L’autore, l’artigiano, della foto occasionale, evidentemente non si pone affatto il problema della creatività. Nella fretta dell’esecuzione, nei tempi opachi di un lavoro dedicato volontariamente alla documentazione istantanea, agisce nella sua tecnica un retaggio formale incontrollato e questa sua grande, involontaria delicatezza, questa impronta così lieve, è data proprio dal superamento forzato del contenutismo e dell’obbligo di scegliere.
La fretta dell’esecuzione permette poi alla fotografia di smottare nella sua specificità più autentica, una reazione retinica immediata che non è mai filtrata dal magma pittorico né dalla costruzione filmica, un contrarsi isolato in fondo al cono visivo che è prossimo più all’isolamento della parola in versi che non alle vicende dell’immagine stessa.

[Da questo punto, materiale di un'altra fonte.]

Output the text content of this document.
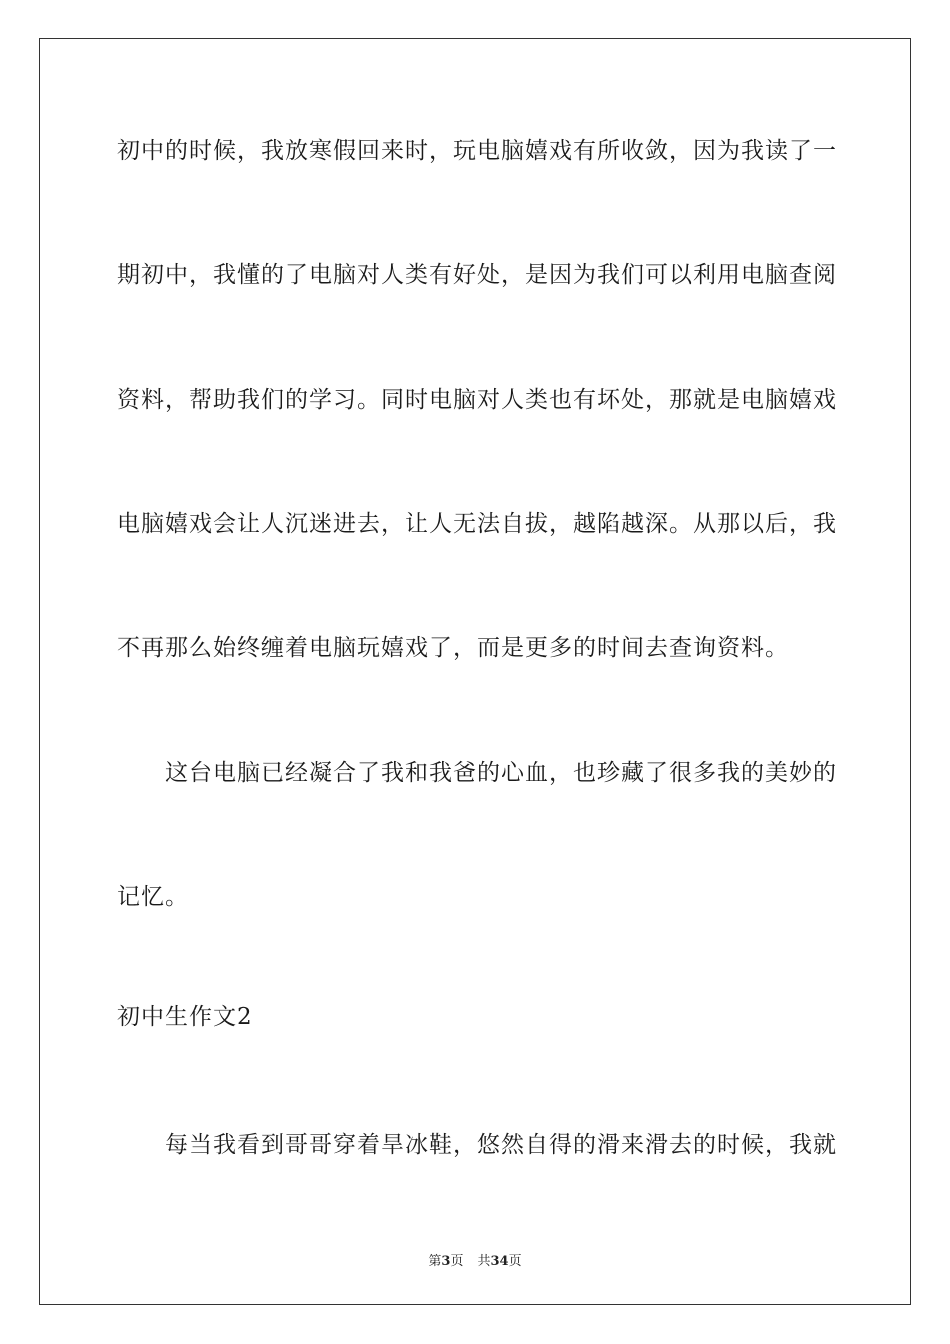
初中的时候，我放寒假回来时，玩电脑嬉戏有所收敛，因为我读了一
期初中，我懂的了电脑对人类有好处，是因为我们可以利用电脑查阅
资料，帮助我们的学习。同时电脑对人类也有坏处，那就是电脑嬉戏
电脑嬉戏会让人沉迷进去，让人无法自拔，越陷越深。从那以后，我
不再那么始终缠着电脑玩嬉戏了，而是更多的时间去查询资料。
这台电脑已经凝合了我和我爸的心血，也珍藏了很多我的美妙的
记忆。
初中生作文2
每当我看到哥哥穿着旱冰鞋，悠然自得的滑来滑去的时候，我就
第3页 共34页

Il magnifico pittoricismo lirico di questa materia visiva viene condiviso con luoghi poco visibili e poco frequentati del cinema, laddove la specificità fotografica (la contrazione) divide con la specificità filmica (la resistenza al tempo altrui che sostituisce ipnoticamente il nostro tempo reale) rari momenti di acuta cancellazione del segno, quasi sempre nel cuore più interno del film, quasi sempre nel collasso del visibile: in Metropolis (F. Lang, 1926) la luce della lampada insegue freneticamente nel buio la donna in fuga, in Sciopero (Eisenstein, 1925) per un attimo la figura investita dagli idranti viene cancellata in una violenta visualizzazione del raggismo di Larionov.
E il recente The blair witch project (1999) ripropone oggi il lirismo inconsapevole della fotografia artigianale, adottando e radicalizzando la sciatteria del video amatoriale. La lunga, emozionata sequenza dello scandaglio nel buio con la torcia, con la sua splendida matericità disturbata, ci disintossica dall’eccesso di prevedibile racconto figurativo del cinema e della televisione.